We tested the data representations with a regression model and association pattern mining to highlight certain characteristics of the SEV representation. We believe that these results generalize to other classification methods, as well. First, the SEV representation offers a high-level clinical description of the diseases enhancing clinical interpretability of the models. Second, SEV can improve predictive performance by automatically handling missing lab results and by incorporating clinically meaningful high-order interactions. Third, as we have mentioned earlier, some methods have the ability to discover interactions, and discovering high-order interaction is non-trivial. Currently, there are no classification methods that can do all three well.

Limitations

Unlike the data-driven representations, the construction of the SEV requires clinical expertise. Most of the effort is spent on classifying diagnoses into categories and determining pharmaceutical subclasses for drugs. This effort is not specific to SEVs; even the RAW representation had access to these higher-level categorizations. The effort that is specific to SEV is determining whether lab results and vital signs are normal and whether a drug is first-line or last-line medication. This information is often readily available from practice guidelines, such as the American Diabetes Association guidelines for diabetes. The effort to include this information is small, but non-negligible. However, SEV is outcome-independent, thus once a hierarchy for a risk factor or disease is defined, it can be used for numerous outcomes without the need to change it.

Conclusions

For both regression and association pattern mining, SEV provides the highest performance, substantially higher than the other data representations in a high-risk subpopulation, where accurate risk assessment is particularly important to appropriately target preventive measures.

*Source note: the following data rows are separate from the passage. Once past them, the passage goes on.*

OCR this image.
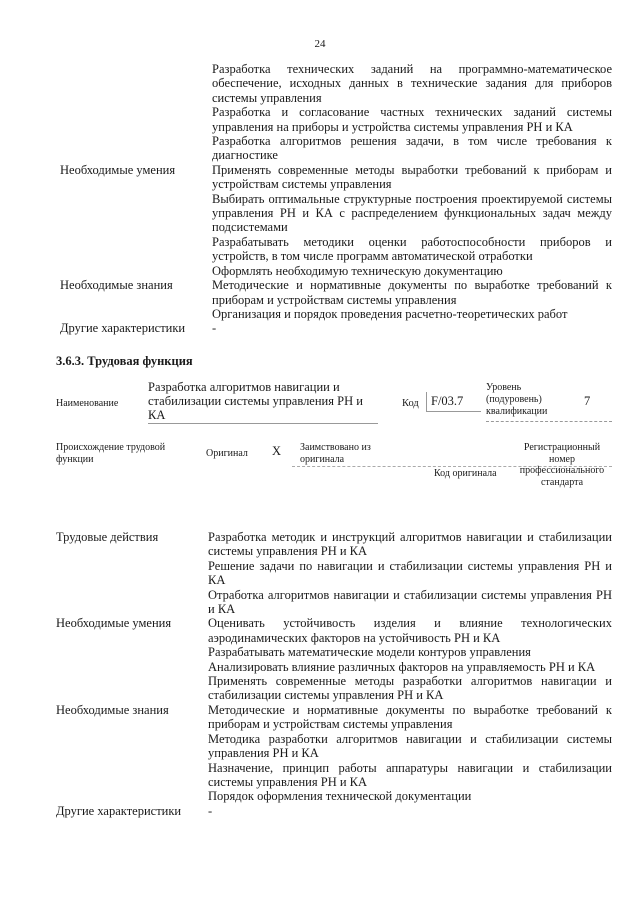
24
Разработка технических заданий на программно-математическое обеспечение, исходных данных в технические задания для приборов системы управления
Разработка и согласование частных технических заданий системы управления на приборы и устройства системы управления РН и КА
Разработка алгоритмов решения задачи, в том числе требования к диагностике
Необходимые умения	Применять современные методы выработки требований к приборам и устройствам системы управления
Выбирать оптимальные структурные построения проектируемой системы управления РН и КА с распределением функциональных задач между подсистемами
Разрабатывать методики оценки работоспособности приборов и устройств, в том числе программ автоматической отработки
Оформлять необходимую техническую документацию
Необходимые знания	Методические и нормативные документы по выработке требований к приборам и устройствам системы управления
Организация и порядок проведения расчетно-теоретических работ
Другие характеристики	-
3.6.3. Трудовая функция
Наименование
Разработка алгоритмов навигации и стабилизации системы управления РН и КА
Код F/03.7
Уровень (подуровень) квалификации
7
Происхождение трудовой функции	Оригинал X Заимствовано из оригинала
Код оригинала
Регистрационный номер профессионального стандарта
Трудовые действия	Разработка методик и инструкций алгоритмов навигации и стабилизации системы управления РН и КА
Решение задачи по навигации и стабилизации системы управления РН и КА
Отработка алгоритмов навигации и стабилизации системы управления РН и КА
Необходимые умения	Оценивать устойчивость изделия и влияние технологических аэродинамических факторов на устойчивость РН и КА
Разрабатывать математические модели контуров управления
Анализировать влияние различных факторов на управляемость РН и КА
Применять современные методы разработки алгоритмов навигации и стабилизации системы управления РН и КА
Необходимые знания	Методические и нормативные документы по выработке требований к приборам и устройствам системы управления
Методика разработки алгоритмов навигации и стабилизации системы управления РН и КА
Назначение, принцип работы аппаратуры навигации и стабилизации системы управления РН и КА
Порядок оформления технической документации
Другие характеристики	-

Besides having the highest performance, SEV produces clinically interpretable models and can also handle missing values.

Table 1.

Categorization of the Data Representations.

Outcome-Specific Outcome Independent
Data-Driven Knowledge-Driven
Dimensionality-Reducing SS PCA
DAE-9
SEV
Dimensionality-Expanding DAE-34 SEV

Acknowledgements

This work was supported by NIH award LM011972, NSF awards IIS 1602394 and IIS 1602198. The views expressed in this paper are those of the authors and do not necessarily reflect the views of the funding agencies.